# Infinitesimal generator

• March 21st 2014, 12:33 PM
Zoli
Infinitesimal generator
Consider a one-parameter Lie group of transformations $\mathbf{x}^* = \mathbf{X}(\mathbf{x},\varepsilon)$. The infinitesimals are given by $\vec{\xi} = \left.\frac{\partial \mathbf{X}}{\partial \varepsilon}\right|_{\varepsilon=0}$ and the infinitesimal generator: $X = \vec{\xi}\cdot\nabla$. Let $\mathbf{x}^* = (x^*,y^*)$. Now what if we have $x^*=\frac{1}{\varepsilon}x$ and $y^* = \varepsilon y$? If we want to get the first component of $\vec{\xi}$, we need to differentiate $x^*$ with respect to $\varepsilon$ and evaluate it at $\varepsilon=0$ and we should divide by zero.
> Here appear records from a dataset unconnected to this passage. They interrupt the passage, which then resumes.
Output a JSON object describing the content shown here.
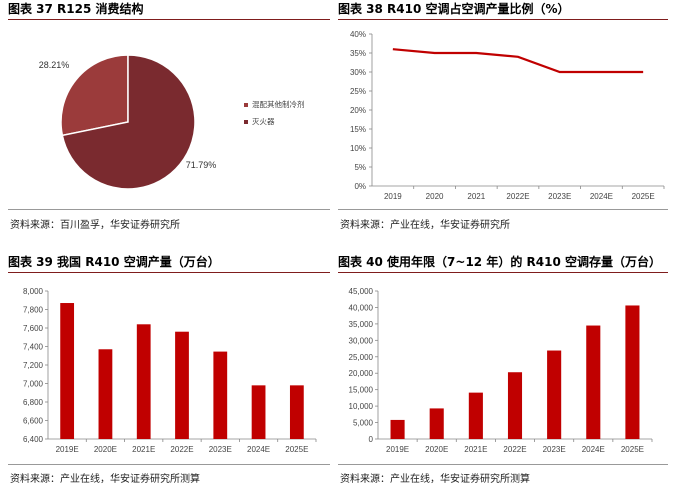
{
  "charts": [
    {
      "figure_title": "图表 37 R125 消费结构",
      "source": "资料来源：百川盈孚，华安证券研究所",
      "chart_data": {
        "type": "pie",
        "labels": [
          "混配其他制冷剂",
          "灭火器"
        ],
        "values": [
          28.21,
          71.79
        ],
        "value_labels": [
          "28.21%",
          "71.79%"
        ],
        "colors": [
          "#9b3b3b",
          "#7a2a2f"
        ],
        "legend": "right"
      }
    },
    {
      "figure_title": "图表 38 R410 空调占空调产量比例（%）",
      "source": "资料来源：产业在线，华安证券研究所",
      "chart_data": {
        "type": "line",
        "categories": [
          "2019",
          "2020",
          "2021",
          "2022E",
          "2023E",
          "2024E",
          "2025E"
        ],
        "values": [
          36,
          35,
          35,
          34,
          30,
          30,
          30
        ],
        "ylim": [
          0,
          40
        ],
        "yticks": [
          "0%",
          "5%",
          "10%",
          "15%",
          "20%",
          "25%",
          "30%",
          "35%",
          "40%"
        ],
        "color": "#c00000"
      }
    },
    {
      "figure_title": "图表 39 我国 R410 空调产量（万台）",
      "source": "资料来源：产业在线，华安证券研究所测算",
      "chart_data": {
        "type": "bar",
        "categories": [
          "2019E",
          "2020E",
          "2021E",
          "2022E",
          "2023E",
          "2024E",
          "2025E"
        ],
        "values": [
          7870,
          7370,
          7640,
          7560,
          7345,
          6980,
          6980
        ],
        "ylim": [
          6400,
          8000
        ],
        "yticks": [
          "6,400",
          "6,600",
          "6,800",
          "7,000",
          "7,200",
          "7,400",
          "7,600",
          "7,800",
          "8,000"
        ],
        "color": "#c00000"
      }
    },
    {
      "figure_title": "图表 40 使用年限（7~12 年）的 R410 空调存量（万台）",
      "source": "资料来源：产业在线，华安证券研究所测算",
      "chart_data": {
        "type": "bar",
        "categories": [
          "2019E",
          "2020E",
          "2021E",
          "2022E",
          "2023E",
          "2024E",
          "2025E"
        ],
        "values": [
          5800,
          9300,
          14100,
          20300,
          26900,
          34500,
          40600
        ],
        "ylim": [
          0,
          45000
        ],
        "yticks": [
          "0",
          "5,000",
          "10,000",
          "15,000",
          "20,000",
          "25,000",
          "30,000",
          "35,000",
          "40,000",
          "45,000"
        ],
        "color": "#c00000"
      }
    }
  ]
}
How can it be solved?

Thanks,
Zoli
• March 22nd 2014, 05:12 AM
Jester
Re: Infinitesimal generator
This is not a Lie group. You need the identity meaning when $\varepsilon = 0$ then $x^*=x$. However, $\varepsilon = 1$ does work but you can re-parameterize by let $\varepsilon \rightarrow e^\varepsilon$ so that you can use $\varepsilon = 0$.
• March 22nd 2014, 09:17 AM
Zoli
Re: Infinitesimal generator
I should have thought of the identity transformation. Thank you.